Reviewed by: HU Medical Review Board | Last reviewed: August 2023

Radiation therapy is a form of cancer treatment that uses powerful, high-dose X-rays to kill lung cancer cells or stop their growth. There are multiple forms of both external and internal radiation therapy. External radiation involves pointing an X-ray beam at your lung cancer cells from a radiation machine. Internal radiation involves placing small pieces of radioactive material inside your lungs near the cancer cells. External radiation is more common.1

Radiation therapy is performed by doctors called radiation oncologists. They work with a team of other specialists to figure out the right kind of radiation for you. They also calculate the amount of radiation you need. Using no more radiation than you need helps reduce damage to your healthy cells.2

When is radiation therapy used?

Radiation therapy may be used in several situations. It is most often used:1,3

  • Along with chemotherapy to treat the cancer in multiple ways
  • Instead of surgery for those who do not want surgery or are not healthy enough to have surgery
  • Before surgery to shrink the cancer cells and make them easier to remove
  • After surgery or chemotherapy to treat any remaining cancer cells
  • To reduce the chance that cancer reaches the brain (specifically small cell lung cancer)
  • For palliative care to relieve symptoms like pain or difficulty breathing (does not cure the cancer)

External beam radiation therapy

There are many kinds of radiation therapy. External beam radiation therapy (EBRT) is a type of external radiation. It is similar to an X-ray but uses a much stronger dose. The treatments are painless and usually last only a few minutes at a time.
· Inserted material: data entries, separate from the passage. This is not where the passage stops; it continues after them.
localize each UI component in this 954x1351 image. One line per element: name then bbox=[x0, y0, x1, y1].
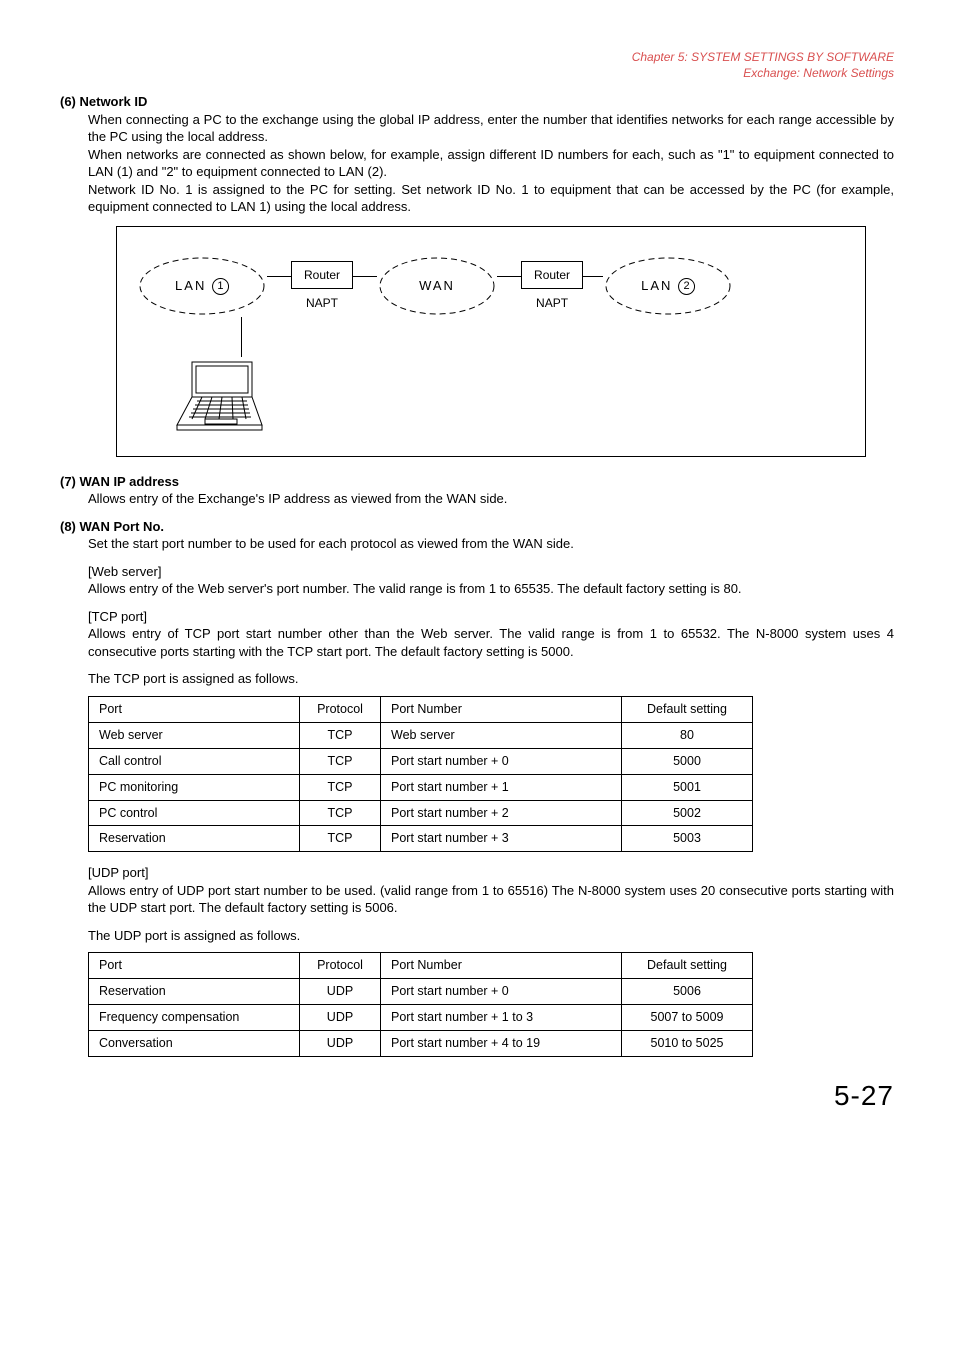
table-header-row: Port Protocol Port Number Default settin… bbox=[89, 953, 753, 979]
table-header-row: Port Protocol Port Number Default settin… bbox=[89, 697, 753, 723]
tcp-port-title: [TCP port] bbox=[88, 608, 894, 626]
section-6-para1: When connecting a PC to the exchange usi… bbox=[88, 112, 894, 145]
table-row: ReservationUDPPort start number + 05006 bbox=[89, 979, 753, 1005]
page-number: 5-27 bbox=[60, 1077, 894, 1115]
tcp-port-table: Port Protocol Port Number Default settin… bbox=[88, 696, 753, 852]
lan1-label: LAN 1 bbox=[175, 277, 229, 295]
udp-port-body: Allows entry of UDP port start number to… bbox=[88, 882, 894, 917]
connector-line bbox=[583, 276, 603, 277]
section-8-heading: (8) WAN Port No. bbox=[60, 518, 894, 536]
section-7-body: Allows entry of the Exchange's IP addres… bbox=[88, 490, 894, 508]
lan2-cloud: LAN 2 bbox=[603, 255, 733, 317]
cell: 5001 bbox=[622, 774, 753, 800]
laptop-connector bbox=[241, 317, 845, 357]
chapter-line1: Chapter 5: SYSTEM SETTINGS BY SOFTWARE bbox=[632, 50, 894, 64]
wan-cloud: WAN bbox=[377, 255, 497, 317]
col-portnum-header: Port Number bbox=[381, 697, 622, 723]
cell: UDP bbox=[300, 1031, 381, 1057]
cell: Port start number + 1 to 3 bbox=[381, 1005, 622, 1031]
col-protocol-header: Protocol bbox=[300, 697, 381, 723]
col-default-header: Default setting bbox=[622, 697, 753, 723]
cell: Port start number + 0 bbox=[381, 748, 622, 774]
cell: PC control bbox=[89, 800, 300, 826]
cell: Call control bbox=[89, 748, 300, 774]
section-6-para2: When networks are connected as shown bel… bbox=[88, 147, 894, 180]
cell: TCP bbox=[300, 748, 381, 774]
lan1-num: 1 bbox=[212, 278, 229, 295]
cell: Reservation bbox=[89, 826, 300, 852]
chapter-line2: Exchange: Network Settings bbox=[743, 66, 894, 80]
cell: 80 bbox=[622, 722, 753, 748]
cell: Conversation bbox=[89, 1031, 300, 1057]
section-6-para3: Network ID No. 1 is assigned to the PC f… bbox=[88, 182, 894, 215]
cell: Web server bbox=[381, 722, 622, 748]
cell: 5007 to 5009 bbox=[622, 1005, 753, 1031]
lan1-cloud: LAN 1 bbox=[137, 255, 267, 317]
table-row: PC monitoringTCPPort start number + 1500… bbox=[89, 774, 753, 800]
laptop-icon bbox=[167, 357, 277, 437]
cell: TCP bbox=[300, 774, 381, 800]
laptop-section bbox=[167, 317, 845, 442]
col-port-header: Port bbox=[89, 697, 300, 723]
col-default-header: Default setting bbox=[622, 953, 753, 979]
table-row: ReservationTCPPort start number + 35003 bbox=[89, 826, 753, 852]
router2-column: Router NAPT bbox=[521, 261, 583, 311]
cell: Reservation bbox=[89, 979, 300, 1005]
cell: UDP bbox=[300, 1005, 381, 1031]
cell: Web server bbox=[89, 722, 300, 748]
router1-column: Router NAPT bbox=[291, 261, 353, 311]
network-row: LAN 1 Router NAPT WAN Router NAPT LAN 2 bbox=[137, 255, 845, 317]
cell: Port start number + 1 bbox=[381, 774, 622, 800]
cell: 5002 bbox=[622, 800, 753, 826]
napt2-label: NAPT bbox=[536, 295, 568, 311]
router2-box: Router bbox=[521, 261, 583, 289]
udp-port-title: [UDP port] bbox=[88, 864, 894, 882]
cell: UDP bbox=[300, 979, 381, 1005]
section-6-body: When connecting a PC to the exchange usi… bbox=[88, 111, 894, 216]
cell: Port start number + 3 bbox=[381, 826, 622, 852]
lan2-text: LAN bbox=[641, 278, 672, 293]
table-row: PC controlTCPPort start number + 25002 bbox=[89, 800, 753, 826]
cell: Frequency compensation bbox=[89, 1005, 300, 1031]
lan2-label: LAN 2 bbox=[641, 277, 695, 295]
table-row: Call controlTCPPort start number + 05000 bbox=[89, 748, 753, 774]
table-row: ConversationUDPPort start number + 4 to … bbox=[89, 1031, 753, 1057]
connector-line bbox=[497, 276, 521, 277]
network-diagram: LAN 1 Router NAPT WAN Router NAPT LAN 2 bbox=[116, 226, 866, 457]
section-8-intro: Set the start port number to be used for… bbox=[88, 535, 894, 553]
section-6-heading: (6) Network ID bbox=[60, 93, 894, 111]
web-server-body: Allows entry of the Web server's port nu… bbox=[88, 580, 894, 598]
tcp-port-body: Allows entry of TCP port start number ot… bbox=[88, 625, 894, 660]
chapter-header: Chapter 5: SYSTEM SETTINGS BY SOFTWARE E… bbox=[60, 50, 894, 81]
lan2-num: 2 bbox=[678, 278, 695, 295]
cell: 5000 bbox=[622, 748, 753, 774]
connector-line bbox=[353, 276, 377, 277]
cell: PC monitoring bbox=[89, 774, 300, 800]
cell: Port start number + 2 bbox=[381, 800, 622, 826]
connector-line bbox=[267, 276, 291, 277]
col-port-header: Port bbox=[89, 953, 300, 979]
section-7-heading: (7) WAN IP address bbox=[60, 473, 894, 491]
lan1-text: LAN bbox=[175, 278, 206, 293]
cell: Port start number + 0 bbox=[381, 979, 622, 1005]
router1-box: Router bbox=[291, 261, 353, 289]
cell: 5006 bbox=[622, 979, 753, 1005]
cell: TCP bbox=[300, 800, 381, 826]
wan-label: WAN bbox=[419, 277, 455, 295]
tcp-table-intro: The TCP port is assigned as follows. bbox=[88, 670, 894, 688]
cell: 5010 to 5025 bbox=[622, 1031, 753, 1057]
table-row: Web serverTCPWeb server80 bbox=[89, 722, 753, 748]
cell: TCP bbox=[300, 722, 381, 748]
udp-table-intro: The UDP port is assigned as follows. bbox=[88, 927, 894, 945]
napt1-label: NAPT bbox=[306, 295, 338, 311]
web-server-title: [Web server] bbox=[88, 563, 894, 581]
cell: Port start number + 4 to 19 bbox=[381, 1031, 622, 1057]
cell: TCP bbox=[300, 826, 381, 852]
col-portnum-header: Port Number bbox=[381, 953, 622, 979]
cell: 5003 bbox=[622, 826, 753, 852]
table-row: Frequency compensationUDPPort start numb… bbox=[89, 1005, 753, 1031]
udp-port-table: Port Protocol Port Number Default settin… bbox=[88, 952, 753, 1057]
col-protocol-header: Protocol bbox=[300, 953, 381, 979]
The most common schedule for lung cancer EBRT is 5 radiation treatments per week for 5 to 7 weeks.4

There are several types of EBRT, including the following.

Stereotactic body radiation therapy (SBRT)

This is also called stereotactic ablative radiotherapy (SABR). SBRT is best for early-stage cancer when surgery cannot be done or a person does not want surgery. It uses stronger radiation but requires fewer treatments. You will also be fitted for a body frame that keeps your body still during treatments. This way, the radiation hits only a very specific area.4

3-D conformational radiation therapy (3D-CRT)

This treatment uses special computers to map out your tumors. Radiation beams are angled in different directions to hit the tumor from multiple sides. This type of radiation is less likely to damage normal tissues around the tumor.4

Intensity-modulated radiation therapy (IMRT)

This is an advanced 3D-CRT in which radiation beams match the shape of your tumor. In this kind of therapy, the strength of the beams can change throughout the treatment. IMRT is most often used when tumors are near vital organs or structures like your spinal cord.4

Stereotactic radiosurgery (SRS)

Despite its name, this procedure is not surgery. This is a kind of radiation that is done in one longer session that can last from a few minutes to a few hours. It focuses about 200 beams of radiation over the tumor using different angles. It is sometimes used for tumors that have spread to the brain. SRS can be repeated more than once if needed.4


One form of internal radiation therapy is called brachytherapy. With this technique, small pellets of radioactive material are placed in the lung near your tumors. These can be placed during surgery or during a procedure where a camera looks at your airway (bronchoscopy). These pellets are usually taken out after a short time. Permanent radioactive “seeds” that degrade over weeks may be placed, but this is less common.4

New radiation techniques

One concern with radiation is how to protect healthy tissue. Even when the radiation beams are precise, you may need to hold your breath so your lungs do not move. Experts are creating new therapies that can predict how the body moves when it breathes. With these therapies, holding your breath is not necessary.5

Radiation often has been used for those living with early-stage cancers. Radiation oncologists now understand that radiation is also effective for later-stage cancers. It can be used as an attempt to slow down these later-stage cancers from progressing.5

What are the possible side effects?

Some side effects of radiation are general, such as fatigue, nausea, or vomiting. Others affect just the site of the radiation, such as redness, peeling, or hair loss. Having a sore throat or problems swallowing is also common. These symptoms usually go away once your radiation treatment is done.4

These are not all the possible side effects of radiation therapy. Talk to your doctor about what to expect with radiation. You also should call your doctor if you have any other questions or changes that concern you about radiation.